Partitioning your data and creating local partitioned indexes can improve your query performance. On a partitioned table, each partition has its own set of index tables. Effectively, there are multiple indexes, but the results from each are combined as necessary to produce the final result set.
You create the CONTEXT
index using the LOCAL
keyword as follows:
CREATE INDEX index_name ON table_name (column_name) INDEXTYPE IS ctxsys.context PARAMETERS ('...') LOCAL
With partitioned tables and indexes, you can improve performance of the following types of queries:
This is a query that restricts the search to a particular range of values on a column that is also the partition key. For example, consider a query on a date range:
SELECT storyid FROM storytab WHERE CONTAINS(story, 'oliver')>0 and pub_date BETWEEN '1-OCT-93' AND '1-NOV-93';
If the date range is quite restrictive, it is very likely that the query can be satisfied by only looking in a single partition.
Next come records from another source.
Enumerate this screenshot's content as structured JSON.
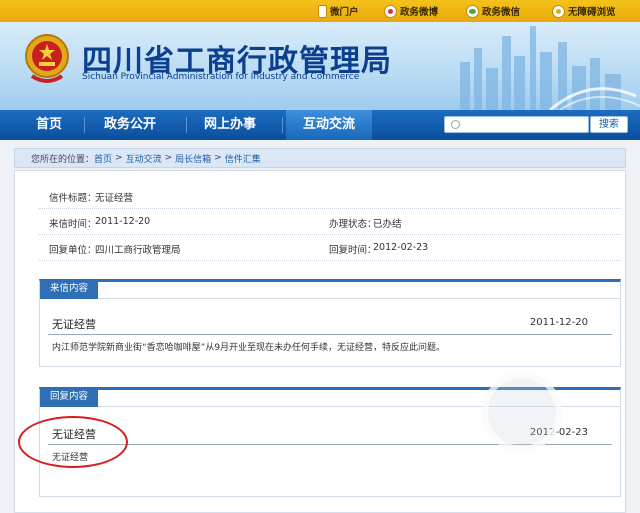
{
  "topbar": {
    "items": [
      {
        "label": "微门户",
        "icon": "phone-icon"
      },
      {
        "label": "政务微博",
        "icon": "weibo-icon"
      },
      {
        "label": "政务微信",
        "icon": "wechat-icon"
      },
      {
        "label": "无障碍浏览",
        "icon": "accessibility-icon"
      }
    ]
  },
  "header": {
    "title": "四川省工商行政管理局",
    "subtitle": "Sichuan Provincial Administration for Industry and Commerce"
  },
  "nav": {
    "items": [
      "首页",
      "政务公开",
      "网上办事",
      "互动交流"
    ],
    "active": "互动交流",
    "search_placeholder": "",
    "search_button": "搜索"
  },
  "breadcrumb": {
    "prefix": "您所在的位置：",
    "items": [
      "首页",
      "互动交流",
      "局长信箱",
      "信件汇集"
    ],
    "separator": ">"
  },
  "letter_info": {
    "subject_label": "信件标题：",
    "subject": "无证经营",
    "sent_label": "来信时间：",
    "sent": "2011-12-20",
    "status_label": "办理状态：",
    "status": "已办结",
    "reply_unit_label": "回复单位：",
    "reply_unit": "四川工商行政管理局",
    "reply_time_label": "回复时间：",
    "reply_time": "2012-02-23"
  },
  "incoming": {
    "header": "来信内容",
    "title": "无证经营",
    "date": "2011-12-20",
    "body": "内江师范学院新商业街“香恋哈咖啡屋”从9月开业至现在未办任何手续，无证经营，特反应此问题。"
  },
  "reply": {
    "header": "回复内容",
    "title": "无证经营",
    "date": "2012-02-23",
    "body": "无证经营"
  },
  "colors": {
    "topbar": "#f2bb18",
    "nav": "#0f5aa8",
    "title": "#0c3f8f",
    "annotation": "#d81e1e"
  }
}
This is a query that requires only the first n
hits, and that the ORDER BY
clause names the partition key. Consider an ORDER BY
query on a price
column to fetch the first 20 hits such as:
SELECT * FROM (
SELECT itemid FROM item_tab WHERE CONTAINS(item_desc, 'cd player') >0 ORDER BY price) WHERE ROWNUM < 20;
In this example, with the table partitioned by price, the query might only need to get hits from the first partition to satisfy the query.